At ~5.8 minutes in both traces (Figure 5), we note a distinct GC peak appearing as a relatively major component in the lemon extract, and a minor but still significant component in the mint extract. This compound is identified as limonene (Figure 9). As its name suggests, it is one of the major compounds that gives lemons and other citrus fruits their characteristic ‘nose’. Limonene and similar compounds based on the molecular structure shown are known as cyclic terpenes, and are used in products ranging from air fresheners to ‘green’ cleaning products due to their ability to dissolve hydrophobic greases and oils.
In the mint extract at 7.13 minutes, we note a minor GC peak, which has no matching infrared spectrum in the libraries. In spite of this, we are able to identify this as ethyl-5-methyldecanoate (Figure 10). Fortunately the infrared absorbance of different functional groups generate similar infrared spectra, which an experienced spectroscopist can combine with other characteristic functional group signature profiles for a more detailed, if tentative, identification. As always, positive identification requires comparison to the infrared spectrum of a reference compound.

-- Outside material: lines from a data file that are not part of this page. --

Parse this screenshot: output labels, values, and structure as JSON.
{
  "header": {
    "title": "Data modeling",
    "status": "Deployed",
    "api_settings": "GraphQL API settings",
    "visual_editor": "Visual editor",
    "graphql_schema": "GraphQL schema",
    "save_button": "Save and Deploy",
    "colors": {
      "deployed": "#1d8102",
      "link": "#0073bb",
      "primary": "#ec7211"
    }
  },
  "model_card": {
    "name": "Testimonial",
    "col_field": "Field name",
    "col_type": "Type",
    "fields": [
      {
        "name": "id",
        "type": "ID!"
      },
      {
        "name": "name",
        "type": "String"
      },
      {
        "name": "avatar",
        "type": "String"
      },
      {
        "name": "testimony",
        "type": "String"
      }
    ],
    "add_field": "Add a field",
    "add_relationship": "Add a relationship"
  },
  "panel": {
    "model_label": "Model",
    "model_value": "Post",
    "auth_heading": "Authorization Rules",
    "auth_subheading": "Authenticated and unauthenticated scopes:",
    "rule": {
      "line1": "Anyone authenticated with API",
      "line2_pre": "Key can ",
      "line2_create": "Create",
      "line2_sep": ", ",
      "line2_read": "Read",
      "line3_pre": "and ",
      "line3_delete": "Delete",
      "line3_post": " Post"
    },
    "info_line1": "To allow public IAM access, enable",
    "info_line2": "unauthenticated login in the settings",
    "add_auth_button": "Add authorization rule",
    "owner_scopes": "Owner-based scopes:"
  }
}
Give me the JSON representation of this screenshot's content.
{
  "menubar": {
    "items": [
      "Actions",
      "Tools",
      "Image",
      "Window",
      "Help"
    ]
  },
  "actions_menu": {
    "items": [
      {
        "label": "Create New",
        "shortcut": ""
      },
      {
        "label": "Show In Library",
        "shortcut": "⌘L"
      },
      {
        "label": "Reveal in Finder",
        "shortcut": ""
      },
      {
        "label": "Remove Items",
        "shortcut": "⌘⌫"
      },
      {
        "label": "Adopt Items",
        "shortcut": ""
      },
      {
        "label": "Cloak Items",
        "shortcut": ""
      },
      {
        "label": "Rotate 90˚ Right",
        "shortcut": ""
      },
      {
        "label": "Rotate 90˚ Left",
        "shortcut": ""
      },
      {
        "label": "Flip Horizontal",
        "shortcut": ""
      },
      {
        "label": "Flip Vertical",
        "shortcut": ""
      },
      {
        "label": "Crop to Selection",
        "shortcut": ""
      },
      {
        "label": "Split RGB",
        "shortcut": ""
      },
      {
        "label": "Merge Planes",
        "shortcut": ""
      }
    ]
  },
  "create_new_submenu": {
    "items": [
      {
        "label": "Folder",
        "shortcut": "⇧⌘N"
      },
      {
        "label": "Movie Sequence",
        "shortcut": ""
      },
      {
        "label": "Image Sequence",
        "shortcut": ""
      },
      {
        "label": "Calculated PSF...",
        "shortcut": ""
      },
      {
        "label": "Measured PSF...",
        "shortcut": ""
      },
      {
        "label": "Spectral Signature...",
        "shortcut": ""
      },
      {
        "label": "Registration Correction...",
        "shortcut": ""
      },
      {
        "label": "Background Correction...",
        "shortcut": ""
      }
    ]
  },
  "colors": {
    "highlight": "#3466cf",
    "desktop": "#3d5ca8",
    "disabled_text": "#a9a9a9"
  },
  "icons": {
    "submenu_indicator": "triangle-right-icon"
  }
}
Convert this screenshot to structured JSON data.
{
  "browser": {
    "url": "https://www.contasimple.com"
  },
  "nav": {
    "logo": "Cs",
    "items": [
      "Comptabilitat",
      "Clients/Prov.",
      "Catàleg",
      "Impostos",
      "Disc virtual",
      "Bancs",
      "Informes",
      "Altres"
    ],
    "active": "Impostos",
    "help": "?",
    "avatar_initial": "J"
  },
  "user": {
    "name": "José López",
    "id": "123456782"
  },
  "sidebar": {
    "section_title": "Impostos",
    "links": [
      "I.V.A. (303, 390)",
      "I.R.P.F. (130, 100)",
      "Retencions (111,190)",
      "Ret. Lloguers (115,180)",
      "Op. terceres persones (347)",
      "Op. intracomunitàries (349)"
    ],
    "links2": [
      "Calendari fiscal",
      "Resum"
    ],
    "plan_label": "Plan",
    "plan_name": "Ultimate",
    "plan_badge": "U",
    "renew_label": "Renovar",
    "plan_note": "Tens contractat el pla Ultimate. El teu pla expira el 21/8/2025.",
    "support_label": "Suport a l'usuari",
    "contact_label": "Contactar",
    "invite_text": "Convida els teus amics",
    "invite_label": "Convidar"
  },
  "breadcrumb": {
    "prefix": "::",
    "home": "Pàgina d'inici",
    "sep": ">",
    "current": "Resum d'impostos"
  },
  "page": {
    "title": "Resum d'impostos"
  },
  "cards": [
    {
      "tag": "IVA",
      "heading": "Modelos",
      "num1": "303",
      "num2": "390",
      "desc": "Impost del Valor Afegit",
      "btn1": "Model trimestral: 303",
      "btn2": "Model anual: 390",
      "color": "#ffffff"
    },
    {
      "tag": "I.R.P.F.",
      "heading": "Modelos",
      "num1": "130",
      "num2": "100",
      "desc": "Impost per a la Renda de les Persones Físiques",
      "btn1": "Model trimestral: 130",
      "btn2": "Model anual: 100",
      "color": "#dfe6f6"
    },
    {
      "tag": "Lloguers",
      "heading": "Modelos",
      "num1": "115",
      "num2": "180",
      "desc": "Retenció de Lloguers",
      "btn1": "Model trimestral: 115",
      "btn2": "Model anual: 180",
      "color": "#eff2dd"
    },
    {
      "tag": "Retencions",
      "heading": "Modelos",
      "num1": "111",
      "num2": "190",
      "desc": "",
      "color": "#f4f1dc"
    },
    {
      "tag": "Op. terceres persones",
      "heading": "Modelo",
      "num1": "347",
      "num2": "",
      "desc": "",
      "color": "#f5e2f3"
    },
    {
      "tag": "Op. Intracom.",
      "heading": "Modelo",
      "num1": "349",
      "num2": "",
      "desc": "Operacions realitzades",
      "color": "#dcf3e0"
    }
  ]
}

A pair of overlapping peaks at ~8.6 and ~9.0 minutes are seen in the mint extract GS trace. These peaks, which appear to be relatively minor components, are actually menthone and menthol, a cyclic ketone (menthone) and cyclic alcohol (menthol), both based on a molecular structure similar to limonene, and are responsible for the ‘nose’ and cooling taste of spearmint, peppermint, and other members of the mint family.
Overall, the GC-FTIR technique is very effective at ‘breaking down’ complex mixtures into individual components by the GC, which can be identified by the power of FTIR spectroscopy. Figures 14 and 15 summarize the structures found in each GC-FTIR trace for the lemon and mint extracts. The compounds are listed by name in Table 1.